On 05/24/2010 11:15 PM, Artyom wrote:
Well, that's not exactly true. mbstate_t is defined by the C standard, and indeed, it says pretty much nothing about its nature, except that it's not an array. But on any platform I worked with (including Windows) it's an integer.
ֹUnder Linux it is structure and AFAIK gcc uses iconv for conversion.
So I'm not sure how safe is to write anything to it.
Ah, right. I forgot about Linux. But still it's POD and can hold an integral value. How it is used by the standard facet is not relevant as long as you don't interchange states between your facet and the standard one.
The C++ standard does give some hints regarding how the conversion state shall be handled by the stream. In particular, it specifies that the state will be value-initialized at the beginning of the conversion, and it will call `shift` at the end of the conversion in order to finalize the converted character sequence and return the state to its initial value.
I was thinking about it but unfortunately standard does not specify how mbstate_t initialized. If I could assume that it is at leaset POD filled with zeros I could do something but I actually can't.
It is POD since it's defined by the C standard.
At least I didn't find any reference for this.

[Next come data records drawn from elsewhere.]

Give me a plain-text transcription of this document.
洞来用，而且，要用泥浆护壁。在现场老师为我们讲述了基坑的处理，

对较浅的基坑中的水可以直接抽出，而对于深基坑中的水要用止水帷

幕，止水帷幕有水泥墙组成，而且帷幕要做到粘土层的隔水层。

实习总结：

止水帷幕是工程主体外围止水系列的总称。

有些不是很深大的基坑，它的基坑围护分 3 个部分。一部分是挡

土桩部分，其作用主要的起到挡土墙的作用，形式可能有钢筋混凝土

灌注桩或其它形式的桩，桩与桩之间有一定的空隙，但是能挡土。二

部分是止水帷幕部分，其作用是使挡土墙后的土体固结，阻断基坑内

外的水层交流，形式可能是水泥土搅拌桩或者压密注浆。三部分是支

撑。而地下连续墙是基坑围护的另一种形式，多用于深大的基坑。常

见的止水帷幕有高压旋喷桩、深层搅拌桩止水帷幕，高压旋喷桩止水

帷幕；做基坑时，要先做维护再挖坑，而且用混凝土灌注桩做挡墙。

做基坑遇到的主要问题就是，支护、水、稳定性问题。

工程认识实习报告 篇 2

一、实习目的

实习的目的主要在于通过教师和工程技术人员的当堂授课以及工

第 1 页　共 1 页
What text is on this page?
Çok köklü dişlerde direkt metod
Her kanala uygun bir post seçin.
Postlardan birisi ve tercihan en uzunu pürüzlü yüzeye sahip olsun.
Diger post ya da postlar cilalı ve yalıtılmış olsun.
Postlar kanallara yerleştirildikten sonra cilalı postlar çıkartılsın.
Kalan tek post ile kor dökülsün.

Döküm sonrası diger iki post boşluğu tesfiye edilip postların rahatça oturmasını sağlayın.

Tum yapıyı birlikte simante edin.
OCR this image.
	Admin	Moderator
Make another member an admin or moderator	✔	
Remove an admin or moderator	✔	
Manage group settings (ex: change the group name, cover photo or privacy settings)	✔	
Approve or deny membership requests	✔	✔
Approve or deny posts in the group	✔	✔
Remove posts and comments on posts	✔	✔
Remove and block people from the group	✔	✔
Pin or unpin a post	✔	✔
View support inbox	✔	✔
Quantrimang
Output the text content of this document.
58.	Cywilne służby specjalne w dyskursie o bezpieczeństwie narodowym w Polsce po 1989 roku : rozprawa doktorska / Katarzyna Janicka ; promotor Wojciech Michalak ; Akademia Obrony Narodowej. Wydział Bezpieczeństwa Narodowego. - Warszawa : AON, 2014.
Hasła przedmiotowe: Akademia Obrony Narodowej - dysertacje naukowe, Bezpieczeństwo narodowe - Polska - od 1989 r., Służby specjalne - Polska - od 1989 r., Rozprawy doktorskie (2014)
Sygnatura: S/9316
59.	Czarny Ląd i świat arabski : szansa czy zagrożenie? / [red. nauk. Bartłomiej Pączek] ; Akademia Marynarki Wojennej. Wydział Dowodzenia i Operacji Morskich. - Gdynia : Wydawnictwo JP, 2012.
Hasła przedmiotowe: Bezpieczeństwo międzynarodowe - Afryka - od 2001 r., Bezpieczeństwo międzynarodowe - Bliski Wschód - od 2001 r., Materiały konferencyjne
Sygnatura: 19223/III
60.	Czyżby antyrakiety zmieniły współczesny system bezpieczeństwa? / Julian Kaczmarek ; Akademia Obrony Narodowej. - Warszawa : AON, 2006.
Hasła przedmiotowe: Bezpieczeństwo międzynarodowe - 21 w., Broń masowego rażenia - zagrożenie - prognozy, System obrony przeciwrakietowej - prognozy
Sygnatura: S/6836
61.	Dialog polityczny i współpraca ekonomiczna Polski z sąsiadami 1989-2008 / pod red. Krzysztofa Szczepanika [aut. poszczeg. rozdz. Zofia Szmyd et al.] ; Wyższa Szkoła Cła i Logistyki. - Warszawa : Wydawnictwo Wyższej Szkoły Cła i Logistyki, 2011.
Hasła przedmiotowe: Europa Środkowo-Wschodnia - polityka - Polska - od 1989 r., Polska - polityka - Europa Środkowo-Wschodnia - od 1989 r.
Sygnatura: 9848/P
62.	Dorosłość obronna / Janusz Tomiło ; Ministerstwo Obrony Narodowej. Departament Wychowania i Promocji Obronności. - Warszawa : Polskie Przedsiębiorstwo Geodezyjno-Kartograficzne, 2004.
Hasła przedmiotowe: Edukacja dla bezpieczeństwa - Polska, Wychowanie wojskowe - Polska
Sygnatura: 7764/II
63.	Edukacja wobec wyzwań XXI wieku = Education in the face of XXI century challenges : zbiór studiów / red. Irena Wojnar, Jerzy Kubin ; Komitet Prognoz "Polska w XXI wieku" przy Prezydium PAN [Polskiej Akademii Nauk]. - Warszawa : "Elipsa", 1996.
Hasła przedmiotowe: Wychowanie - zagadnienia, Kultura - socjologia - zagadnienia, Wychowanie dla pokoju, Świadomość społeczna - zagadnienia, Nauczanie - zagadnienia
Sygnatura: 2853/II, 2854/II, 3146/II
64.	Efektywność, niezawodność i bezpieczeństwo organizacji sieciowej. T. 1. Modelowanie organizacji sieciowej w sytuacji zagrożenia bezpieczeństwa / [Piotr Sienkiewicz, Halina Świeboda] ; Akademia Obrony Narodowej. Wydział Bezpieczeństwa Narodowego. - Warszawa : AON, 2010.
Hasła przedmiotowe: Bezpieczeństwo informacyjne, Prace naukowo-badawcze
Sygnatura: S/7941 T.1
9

The C standard describes that the zero-valued mbstate_t shall count as an initial state. From n1256: 7.24.6 Extended multibyte/wide character conversion utilities ... 3 The initial conversion state corresponds, for a conversion in either direction, to the beginning of a new multibyte character in the initial shift state. A zero-valued mbstate_t object is (at least) one way to describe an initial conversion state. A zero-valued mbstate_t object can be used to initiate conversion involving any multibyte character sequence, in any LC_CTYPE category setting. ... Also, there is the mbsinit function that allows to detect if the state has the initial value (just in case there are other initial values, other than zero-filled). Next, for do_in/do_out the C++ standard says (22.2.1.5.2): 1 Preconditions: [...] state initialized, if at the beginning of a sequence, or else equal to the result of converting the preceding characters in the sequence. and further on, in the paragraph 5 (regarding do_unshift), there is a footnote that explains that the method is intended to return the state to the initial value (typically, stateT()).